Are you looking forward to getting back on the road?
I really am. Two shows in October aside, I've been off the road since August.
There are rumours you may team up with Ozzy Osbourne.
Could be. It would be a fun thing. I can't think of too many bands that can go out on their own and expect to sell 15,000 seats. You need a co-headlining thing or a triple bill. I like packages like that because you really give them a full show, it makes it really a party.
You talked about retiring some of the old visuals, but what about the classic songs? Will you perform them?

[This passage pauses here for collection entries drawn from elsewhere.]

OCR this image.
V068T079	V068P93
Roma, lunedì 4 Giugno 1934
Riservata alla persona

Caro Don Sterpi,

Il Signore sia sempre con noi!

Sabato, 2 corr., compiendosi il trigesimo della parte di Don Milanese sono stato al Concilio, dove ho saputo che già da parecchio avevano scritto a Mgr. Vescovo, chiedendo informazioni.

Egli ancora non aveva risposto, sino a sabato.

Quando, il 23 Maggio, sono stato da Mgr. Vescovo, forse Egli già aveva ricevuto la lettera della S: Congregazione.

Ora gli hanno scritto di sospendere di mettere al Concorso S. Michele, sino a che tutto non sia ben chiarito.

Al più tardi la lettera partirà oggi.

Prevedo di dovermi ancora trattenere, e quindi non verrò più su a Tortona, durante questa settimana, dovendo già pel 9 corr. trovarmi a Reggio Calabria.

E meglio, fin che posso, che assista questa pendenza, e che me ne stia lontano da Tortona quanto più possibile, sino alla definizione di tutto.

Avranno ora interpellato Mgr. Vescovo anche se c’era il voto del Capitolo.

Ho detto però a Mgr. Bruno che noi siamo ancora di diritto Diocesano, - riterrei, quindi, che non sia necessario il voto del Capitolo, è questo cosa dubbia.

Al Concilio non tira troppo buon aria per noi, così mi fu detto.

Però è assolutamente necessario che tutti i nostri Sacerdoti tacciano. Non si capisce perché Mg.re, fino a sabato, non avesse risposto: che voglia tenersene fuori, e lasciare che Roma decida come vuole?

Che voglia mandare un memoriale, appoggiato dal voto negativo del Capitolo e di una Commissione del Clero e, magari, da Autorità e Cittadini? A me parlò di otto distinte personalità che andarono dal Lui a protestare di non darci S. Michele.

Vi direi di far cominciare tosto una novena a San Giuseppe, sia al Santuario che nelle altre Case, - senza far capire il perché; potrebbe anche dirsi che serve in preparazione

You have to do "Eighteen," you have to do "School's Out", "Billion Dollar Babies." If you don't, they kill you. I'd like to do a third oldies, a third from Trash, a third from this album.

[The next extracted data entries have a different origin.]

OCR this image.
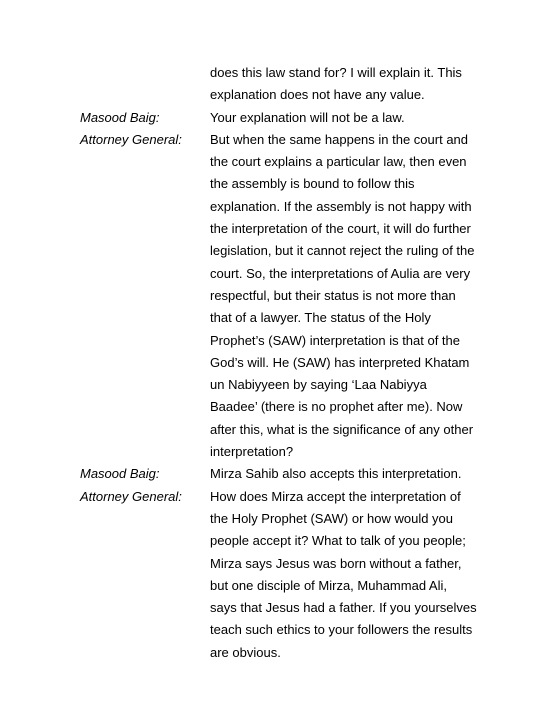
does this law stand for? I will explain it. This
explanation does not have any value.
Masood Baig:	Your explanation will not be a law.
Attorney General:	But when the same happens in the court and
the court explains a particular law, then even
the assembly is bound to follow this
explanation. If the assembly is not happy with
the interpretation of the court, it will do further
legislation, but it cannot reject the ruling of the
court. So, the interpretations of Aulia are very
respectful, but their status is not more than
that of a lawyer. The status of the Holy
Prophet’s (SAW) interpretation is that of the
God’s will. He (SAW) has interpreted Khatam
un Nabiyyeen by saying ‘Laa Nabiyya
Baadee’ (there is no prophet after me). Now
after this, what is the significance of any other
interpretation?
Masood Baig:	Mirza Sahib also accepts this interpretation.
Attorney General:	How does Mirza accept the interpretation of
the Holy Prophet (SAW) or how would you
people accept it? What to talk of you people;
Mirza says Jesus was born without a father,
but one disciple of Mirza, Muhammad Ali,
says that Jesus had a father. If you yourselves
teach such ethics to your followers the results
are obvious.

You're going to be in the Nightmare On Elm Street movie, Freddy's Dead: The Final Nightmare, playing Freddy's dad.
Yeah, it comes out for Halloween.
Are you doing music for it?
I don't know. I told them I'd be available. It would be so easy to write for that.

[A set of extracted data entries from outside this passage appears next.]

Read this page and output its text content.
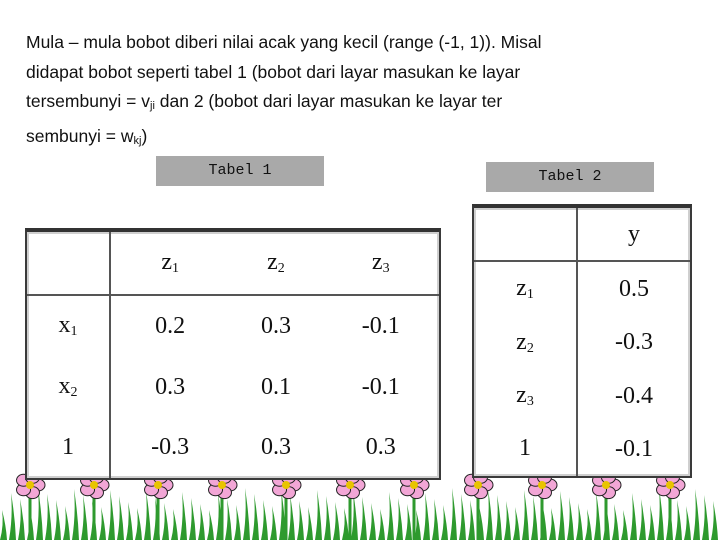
Mula – mula bobot diberi nilai acak yang kecil (range (-1, 1)). Misal
didapat bobot seperti tabel 1 (bobot dari layar masukan ke layar
tersembunyi = $v_{ji}$ dan 2 (bobot dari layar masukan ke layar ter
sembunyi = $w_{kj}$)
Tabel 1	Tabel 2
	$z_1$	$z_2$	$z_3$
$x_1$	0.2	0.3	-0.1
$x_2$	0.3	0.1	-0.1
1	-0.3	0.3	0.3
	y
$z_1$	0.5
$z_2$	-0.3
$z_3$	-0.4
1	-0.1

Any other roles in the offering?
I was offered something with a couple big stars but it was so sexually nasty. I said "nah." I don't want to get into that movie star bit right now. I think it's okay to do [Nightmare] because it's more rock 'n' roll.
What about after rock 'n' roll? What do you want to do later on?
I don't know, but it'll be something in show business. I think I'll always write - writing is easy for me. I love writing. Producing, if a band came to me and totally gave themselves to me and I had total free reign of it, I could invent something as unique as Alice and I would know how to put them over.
A mastermind?
More like a mad doctor!*
Alice watches Family Feud and was jazzed to be #2 on the list of Five Famous Alices. He's also been a question on Jeopardy! "It's great when you can make such an impact that you're a question on a game show," he says.
"When I get on stage I hear everything, every note. All my sensed are ten times magnified when I'm up there," says Alice, who begins a co-headlining tour with Judas Priest (also featuring Motorhead, Dangerous Toys, and Metal Church) on July 9. A subsequent tour with Ozzy Osbourne is a possibility.
Alice muses that he's seen every horror movie that Blockbuster Video carries twice, and loves the really bad ones the most. "The Exorcist doesn't count, it was so good. I'm talking Shriek of the Mutilated, something that stars the producer's cousin." A 90 minute documentary is in the works about Alice's career that will include rare vintage footage from the 70's.
"Rock n' roll had no time limit on it. I think it's important for the kids to realize that Alice doesn't play '70s old-time music," he says, but his earlier efforts still hold up - in fact, most have been reissued and are selling well.
Alice, Mick Mars, and Nikki Sixx wrote "Die For You" at Mick's house in one all-day session. "Mick wrote the riff, I had an idea for the chorus, and Alice did the rest," says Nikki. Songsmith Jim Vallance helped Alice finish it.